CSX alleges in its suit that NS “has been using the fees to squeeze CSX out from the Belt Line, a key [Class III Switching & Terminal railroad] for interchanging cars between lines and accessing the Norfolk International Terminals at the Port of Virginia,” Law360 reported. “That proceeding was put on hold when the district court asked for the STB’s opinion on the control issue. But after the Board’s finding, the lower court still granted summary judgment in favor of Norfolk Southern, writing that CSX lacked evidence that it ‘was actually damaged’ by Norfolk Southern’s fees and holding that the plaintiff was barred by the statute of limitations. CSX is appealing to the Fourth Circuit.”
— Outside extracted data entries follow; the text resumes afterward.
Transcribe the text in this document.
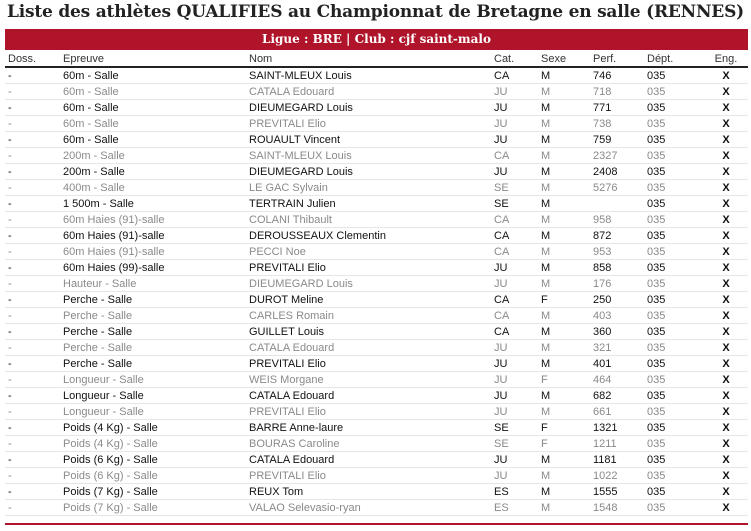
Liste des athlètes QUALIFIES au Championnat de Bretagne en salle (RENNES)
Ligue : BRE | Club : cjf saint-malo
Doss.	Epreuve	Nom	Cat.	Sexe	Perf.	Dépt.	Eng.
-	60m - Salle	SAINT-MLEUX Louis	CA	M	746	035	X
-	60m - Salle	CATALA Edouard	JU	M	718	035	X
-	60m - Salle	DIEUMEGARD Louis	JU	M	771	035	X
-	60m - Salle	PREVITALI Elio	JU	M	738	035	X
-	60m - Salle	ROUAULT Vincent	JU	M	759	035	X
-	200m - Salle	SAINT-MLEUX Louis	CA	M	2327	035	X
-	200m - Salle	DIEUMEGARD Louis	JU	M	2408	035	X
-	400m - Salle	LE GAC Sylvain	SE	M	5276	035	X
-	1 500m - Salle	TERTRAIN Julien	SE	M		035	X
-	60m Haies (91)-salle	COLANI Thibault	CA	M	958	035	X
-	60m Haies (91)-salle	DEROUSSEAUX Clementin	CA	M	872	035	X
-	60m Haies (91)-salle	PECCI Noe	CA	M	953	035	X
-	60m Haies (99)-salle	PREVITALI Elio	JU	M	858	035	X
-	Hauteur - Salle	DIEUMEGARD Louis	JU	M	176	035	X
-	Perche - Salle	DUROT Meline	CA	F	250	035	X
-	Perche - Salle	CARLES Romain	CA	M	403	035	X
-	Perche - Salle	GUILLET Louis	CA	M	360	035	X
-	Perche - Salle	CATALA Edouard	JU	M	321	035	X
-	Perche - Salle	PREVITALI Elio	JU	M	401	035	X
-	Longueur - Salle	WEIS Morgane	JU	F	464	035	X
-	Longueur - Salle	CATALA Edouard	JU	M	682	035	X
-	Longueur - Salle	PREVITALI Elio	JU	M	661	035	X
-	Poids (4 Kg) - Salle	BARRE Anne-laure	SE	F	1321	035	X
-	Poids (4 Kg) - Salle	BOURAS Caroline	SE	F	1211	035	X
-	Poids (6 Kg) - Salle	CATALA Edouard	JU	M	1181	035	X
-	Poids (6 Kg) - Salle	PREVITALI Elio	JU	M	1022	035	X
-	Poids (7 Kg) - Salle	REUX Tom	ES	M	1555	035	X
-	Poids (7 Kg) - Salle	VALAO Selevasio-ryan	ES	M	1548	035	X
CSX said in its February 2024 SCOTUS filing “that there were no substantive legal questions raised by Norfolk Southern in its appeal of the STB’s decision,” Law360 noted. “As for the merits of the board’s order, which is Norfolk Southern’s real concern, there is no conflict in the circuits on the narrow and technical question presented, which has not been considered by any other court of appeals,” CSX said.

A Class III S&T incorporated in the Commonwealth of Virginia as the Southeastern & Atlantic Railroad Company in 1896, NPBL is owned 57% by Norfolk Southern and 43% by CSX. It currently owns 26 route-miles (36 track-miles) and operates 27 route-miles under trackage rights in the Hampton Roads communities of Norfolk, Portsmouth and Chesapeake, Va. NPBL adopted its current corporate name in 1898 and acquired and absorbed the Elizabeth River Railroad in 1910. It was originally formed by Norfolk & Western, Chesapeake & Ohio, Southern Railway Co., New York, Philadelphia & Norfolk, Atlantic & Danville Railway, Atlantic Coast Line, Norfolk Southern Railway (1942–1982), and Seaboard Air Line. NPBL interchanges with Chesapeake & Albemarle Railroad, CSX and NS. NPBL serves 24 marine terminals and industries, linking the deepwater port from Sewells Point to Portsmouth Marine Terminal, including the Southern Branch Elizabeth River. It operates one main classification yard located in the South Norfolk area of Chesapeake, where its headquarters, T&E and maintenance-of-way facilities are also located.

1948 N&PBL (Norfolk & Portsmouth Belt Line Railroad) map showing railroad system and major customers in City of Norfolk, City of Portsmouth, Norfolk County/Incorporated Town of South Norfolk (now Chesapeake), Virginia.